Forbes studied business costs (cost of labor, energy, and taxes), labor issues (educational attainment, net migration, and projected population growth), regulatory climate (regulatory and tort environment, incentives, and bond ratings), economic climate (job, income, and gross state product growth, as well as unemployment and corporate headquarter relocations), growth prospects (projected job, income, and gross state product growth, as well as announced business openings and closings), and quality of life (index of schools, health, crime, cost of living, and poverty rates).

“Virginia scored well across the board. In fact, it ranked in the top ten in all six big categories we looked at. No other state scored in the top ten in more than three categories,” Forbes reported.

"By virtually every indicator, the Commonwealth is on the right track to lead the way," Governor Kaine said. "Today I reaffirm our pledge to continue working in a bipartisan way with our Legislature to build on Virginia’s reputation as a national leader.”

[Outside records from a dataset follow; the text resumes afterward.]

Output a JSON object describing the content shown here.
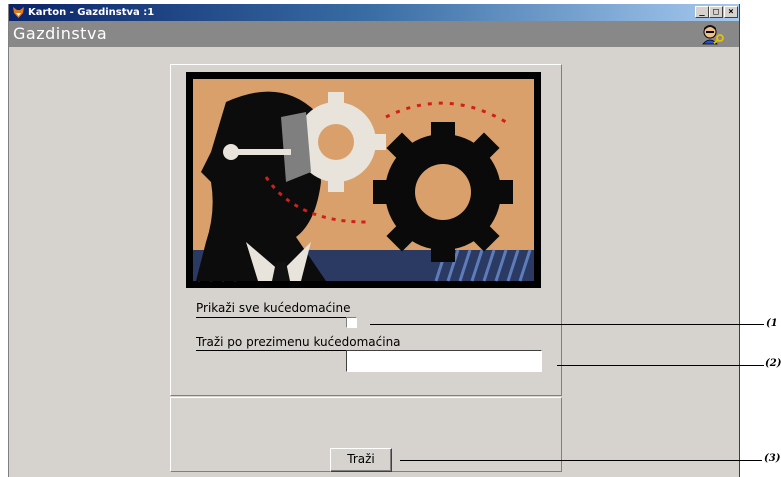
{
  "window": {
    "title": "Karton - Gazdinstva :1",
    "controls": {
      "minimize": "_",
      "maximize": "□",
      "close": "×"
    }
  },
  "header": {
    "title": "Gazdinstva",
    "icon": "user-key-icon"
  },
  "form": {
    "show_all_label": "Prikaži sve kućedomaćine",
    "show_all_checked": false,
    "search_label": "Traži po prezimenu kućedomaćina",
    "search_value": "",
    "search_button_label": "Traži"
  },
  "callouts": [
    "(1",
    "(2)",
    "(3)"
  ],
  "colors": {
    "title_bar": "#0a246a",
    "header_bar": "#888888",
    "window_bg": "#d6d3ce",
    "illustration_bg": "#d9a06b"
  }
}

“This ranking from Forbes confirms that what we’ve been doing for the past decade and more – keeping the tax burden as competitively low as possible, ensuring regulations are reasonable, encouraging risk-taking entrepreneurs, and promoting our educated workforce – is paying dividends for Virginia businesses and benefiting hard-working Virginians and their families,” noted Virginia House of Delegates Speaker William J. Howell. “Even more heartening than this recognition is the fact that the seeds of free enterprise are continuing to grow in Virginia. That bodes well for an opportunity filled future that is even more thriving and prosperous than what we now enjoy.”

"Much of the progress toward this goal can be credited to Virginia’s most valued asset, which are her people. They are well-educated, forward thinking, and when combined with a government that looks to the future, it isn't surprising that Virginia is so honored by this award,” said Virginia Senate President John H. Chichester. “I am extraordinarily proud to be a Virginian, and to have worked with other legislators and the Executive Branch of government to achieve this high honor."

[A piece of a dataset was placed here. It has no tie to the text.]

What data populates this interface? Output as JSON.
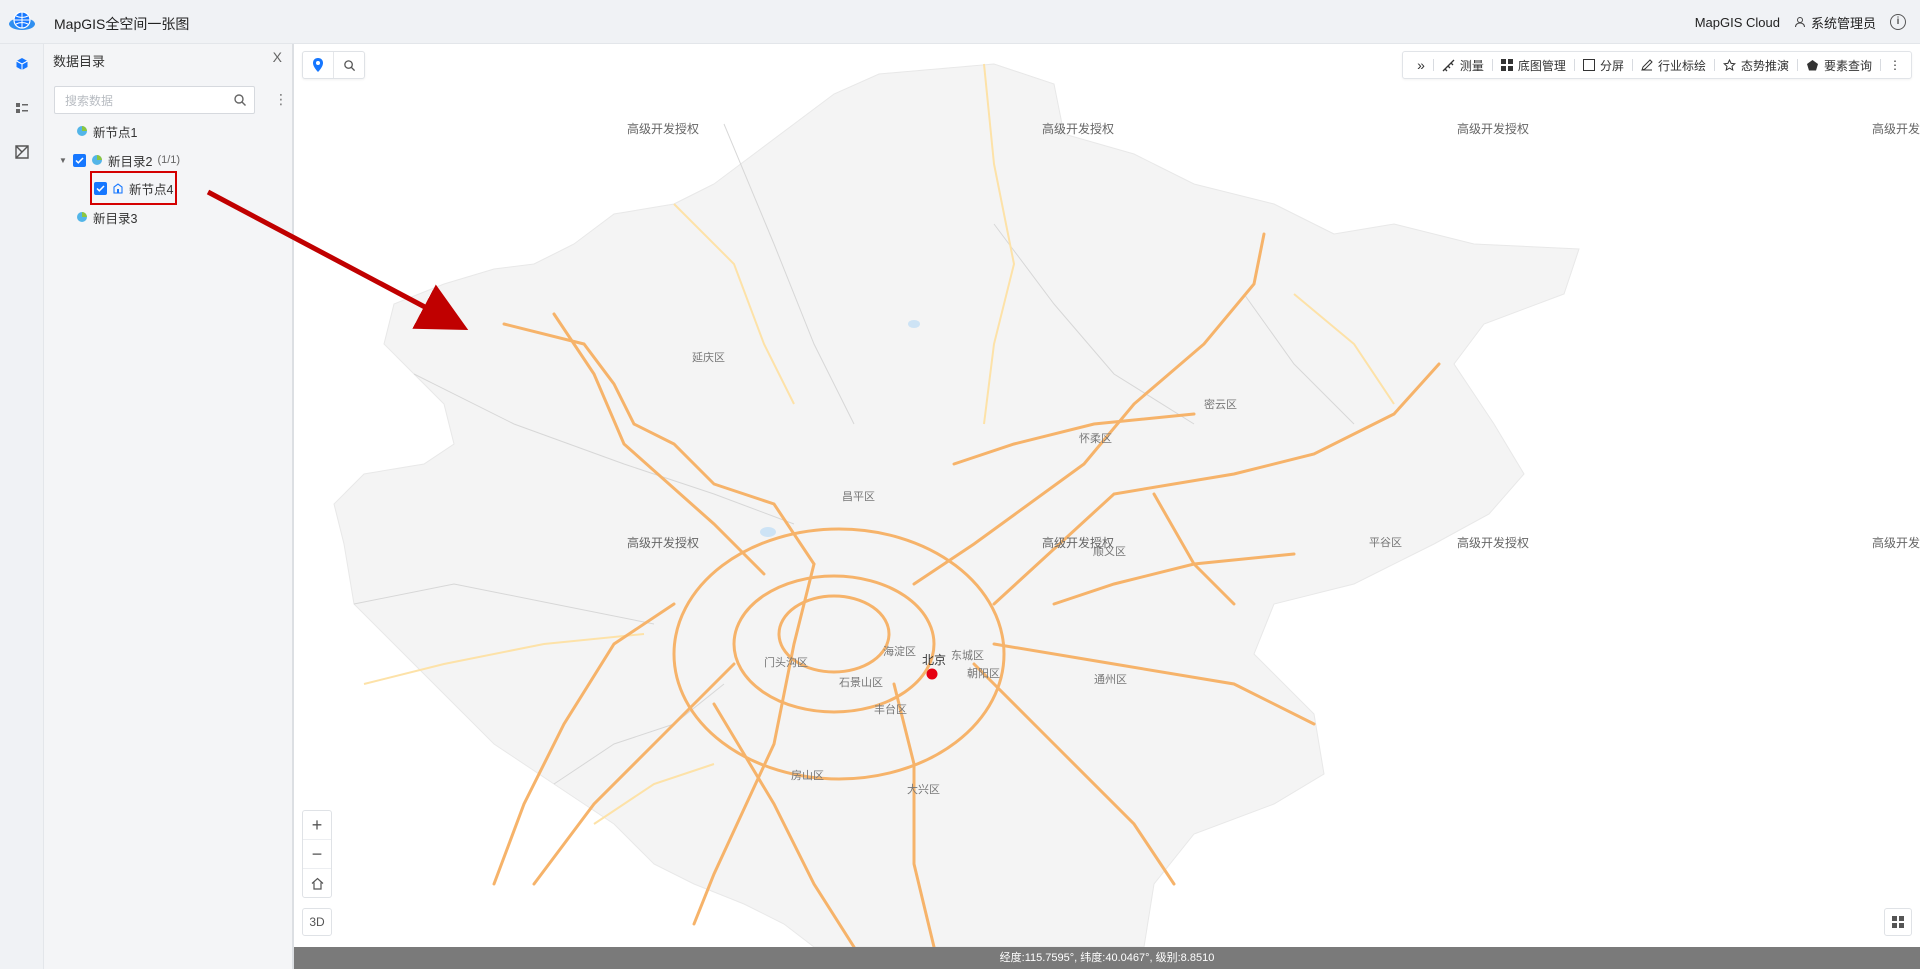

Today’s Forbes’ ranking is the latest in a series of recent accolades offered by national publications and organizations:

• In May 2006, Forbes placed five Virginia metropolitan areas in the nation’s top 165 "Best Places for Business:" Northern Virginia (#17), Richmond (#41), Virginia Beach (#48), Lynchburg (#109), and Roanoke (#165).

• Also in May, Forbes designated five Virginia localities among the nation’s top 165 "Best Small Places for Business:" Charlottesville (#32), Winchester (#39), Harrisonburg (#53), Blacksburg (#65), and Danville (#162).

• In May 2006, Newsweek magazine listed 18 Virginia schools as among the 150 best high schools in the nation.

• In April 2006, the non-profit, nonpartisan Tax Foundation ranked Virginia 41st among the states in state and local tax burden, with only nine states able to claim a lower tax burden.

• Also in April, the Council on State Taxation (COST), a non-profit trade association, released an Ernst & Young study of total business tax collections in relation to their percentage of the gross state product, and ranked Virginia lowest in the nation. The Commonwealth tied with North Carolina and Delaware.

• In March 2006, the U.S. Chamber of Commerce designated the five top states for overall legal fairness as Delaware, Nebraska, Virginia, Iowa, and Connecticut.

• In March 2006, corporate relocation experts Pollina Real Estate, Inc., ranked Virginia as the second most business friendly state in the nation. The Pollina study evaluated 29 factors, including tax burden.